2.6.2. İşbirlikçi Durum

İşbirlikçilerin tamamlayıcı kaynak ve yetenekleriyle oluşturulan, sinerji arayışında olan diğer işbirlikçilerle gönüllü bir şekilde düşük rekabet ve yüksek işbirliği oluşturulduğu durumdur. Yüksek kaynak tamamlayıcılığı ve düşük pazar benzerliği, küresel rakiplerin işbirlikçi olabilmesi durumunda gerekli iki şarttır. Yüksek kaynak tamamlayıcılığı, kaynak bağımlılığını arttırmakta ve böylece işbirlikçiler arasındaki rekabetçi işbirliğini ve ekonomik bağları desteklemektedir. Düşük pazar benzerliği, aynı coğrafi pazarda aynı tüketiciler için başa baş rekabet ederlerse oluşan rekabetçi baskıları hafifletmektedir (Luo, 2007a: 137). Karşılıklı bağımlılık, kaynak bağımlılığı perspektifi bakış açısıyla ittifak ya da stratejik ağlar gibi işbirlikçi ilişkilerin aleni bir özelliğidir (Lin vd., 2008: 17).

İş, bilgi ve sosyal değişim içeren mübadeleler yaygındır. Rakipler işbirliği yapmalarına rağmen bu birbirleriyle rekabet etmedikleri anlamına gelmemekte hatta birbirlerine güvenmemektedirler. Bu ilişki türü formal ya da informal özelliklere sahip olabilir. Formal anlaşmalar, rakipler stratejik ittifak ya da diğer ortaklıklar kurduğunda oluşur. İnformal anlaşmalar ise sosyal normlar ve güven üzerine inşa edilmiştir. Bu normlar ve bazen de formal anlaşmalar, rakipleri arasında ki güç ve bağımlılığın dağılımını ayarlamaktadır bu da çatışmaların nadir olduğu anlamına gelir (Bengtsson ve Kock, 1999: 181).
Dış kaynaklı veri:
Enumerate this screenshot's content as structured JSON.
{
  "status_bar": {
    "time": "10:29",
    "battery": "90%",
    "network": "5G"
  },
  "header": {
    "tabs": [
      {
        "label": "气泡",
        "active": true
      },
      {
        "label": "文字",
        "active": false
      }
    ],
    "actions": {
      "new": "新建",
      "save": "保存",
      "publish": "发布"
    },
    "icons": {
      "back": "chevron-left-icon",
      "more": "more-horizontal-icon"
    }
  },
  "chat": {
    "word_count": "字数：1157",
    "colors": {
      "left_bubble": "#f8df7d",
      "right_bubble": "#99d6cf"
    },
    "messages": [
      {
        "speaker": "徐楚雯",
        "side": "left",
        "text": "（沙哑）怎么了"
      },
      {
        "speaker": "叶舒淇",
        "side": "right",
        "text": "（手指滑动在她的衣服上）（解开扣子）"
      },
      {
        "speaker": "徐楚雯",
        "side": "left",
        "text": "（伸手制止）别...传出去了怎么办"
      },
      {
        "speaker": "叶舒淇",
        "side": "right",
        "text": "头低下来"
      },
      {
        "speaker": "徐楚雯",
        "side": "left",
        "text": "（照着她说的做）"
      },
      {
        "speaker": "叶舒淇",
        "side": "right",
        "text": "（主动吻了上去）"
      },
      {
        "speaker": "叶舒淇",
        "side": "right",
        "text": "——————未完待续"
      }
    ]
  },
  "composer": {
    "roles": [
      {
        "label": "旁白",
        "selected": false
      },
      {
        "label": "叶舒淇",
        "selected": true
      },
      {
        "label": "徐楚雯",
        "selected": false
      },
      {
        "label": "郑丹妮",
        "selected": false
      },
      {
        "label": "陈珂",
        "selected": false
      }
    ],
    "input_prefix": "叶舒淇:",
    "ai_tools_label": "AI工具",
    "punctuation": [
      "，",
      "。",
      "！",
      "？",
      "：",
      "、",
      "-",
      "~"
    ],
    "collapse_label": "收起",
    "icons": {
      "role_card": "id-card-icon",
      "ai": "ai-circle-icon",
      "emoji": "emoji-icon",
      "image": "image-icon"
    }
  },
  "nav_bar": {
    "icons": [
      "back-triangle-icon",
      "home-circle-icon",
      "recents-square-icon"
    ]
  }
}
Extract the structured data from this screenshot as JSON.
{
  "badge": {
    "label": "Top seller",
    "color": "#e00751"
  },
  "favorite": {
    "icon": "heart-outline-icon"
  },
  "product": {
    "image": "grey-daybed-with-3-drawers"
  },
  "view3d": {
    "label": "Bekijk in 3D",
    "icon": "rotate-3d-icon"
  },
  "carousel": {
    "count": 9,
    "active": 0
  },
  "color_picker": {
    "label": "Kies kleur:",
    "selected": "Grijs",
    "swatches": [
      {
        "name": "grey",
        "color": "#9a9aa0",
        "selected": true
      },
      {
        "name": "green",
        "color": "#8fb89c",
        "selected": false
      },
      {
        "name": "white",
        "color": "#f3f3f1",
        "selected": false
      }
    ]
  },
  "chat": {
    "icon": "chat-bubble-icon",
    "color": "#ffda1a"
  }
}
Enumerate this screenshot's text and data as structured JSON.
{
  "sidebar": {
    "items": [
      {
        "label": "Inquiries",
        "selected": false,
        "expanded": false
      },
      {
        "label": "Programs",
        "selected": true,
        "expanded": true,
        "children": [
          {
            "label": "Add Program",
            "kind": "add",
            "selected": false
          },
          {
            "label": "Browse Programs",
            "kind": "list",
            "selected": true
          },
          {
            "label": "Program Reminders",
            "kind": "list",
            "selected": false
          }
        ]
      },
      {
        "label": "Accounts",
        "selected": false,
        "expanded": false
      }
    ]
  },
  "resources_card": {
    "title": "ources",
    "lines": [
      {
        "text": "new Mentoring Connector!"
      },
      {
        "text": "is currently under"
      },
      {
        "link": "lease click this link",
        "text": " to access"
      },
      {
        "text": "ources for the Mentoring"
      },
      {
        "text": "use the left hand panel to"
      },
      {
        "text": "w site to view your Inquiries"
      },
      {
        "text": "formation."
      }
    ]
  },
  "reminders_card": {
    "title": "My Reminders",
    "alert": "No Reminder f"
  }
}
Formal ya da informal işbirlikçi ilişkiler vasıtasıyla rakipler, kaynak paylaşarak ve çeşitli alanlarda (örneğin ürün-pazar veya değer zinciri aktiviteleri) ortak amaçları gerçekleştirerek performansı ortak bir şekilde arttırmak için birlikte çalışmaktadırlar. İki rakip arasında tümüyle kapsamlı işbirliği ilişkileri (işin her boyutunda işbirliğine gidilmesi, ürün alanlarını, coğrafi pazarları ve değer zinciri fonksiyonlarını kapsaması, her iki şirket tarafından üstlenilmesi gibi) nadir olduğundan dolayı işbirlikçi ağlar genellikle her iki firma için önemli olan spesifik alanlarda oluşmaktadır (Luo, 2007a: 137).

Ortak değer yaratma, ortak girişimlerin oluşturulması için varoluş nedenidir ve işbirliğinin başarısı için önkoşuldur (Zeng, 2003: 97). İttifak belirli bir zaman süresi içerisinde başarısını kanıtlar kanıtlamaz, hisse temelli işbirliği için işbirlikçiler üzerinde güçlü bir baskı olacaktır

(10)

Marmara Sosyal Araştırmalar Dergisi, Sayı 10, Aralık 2016

10

(Child ve Faulkner, 1998). Ancak bazı durumlarda işbirliği göz ardı edilerek firma kendi karını maksimize etmeye yönelmektedir.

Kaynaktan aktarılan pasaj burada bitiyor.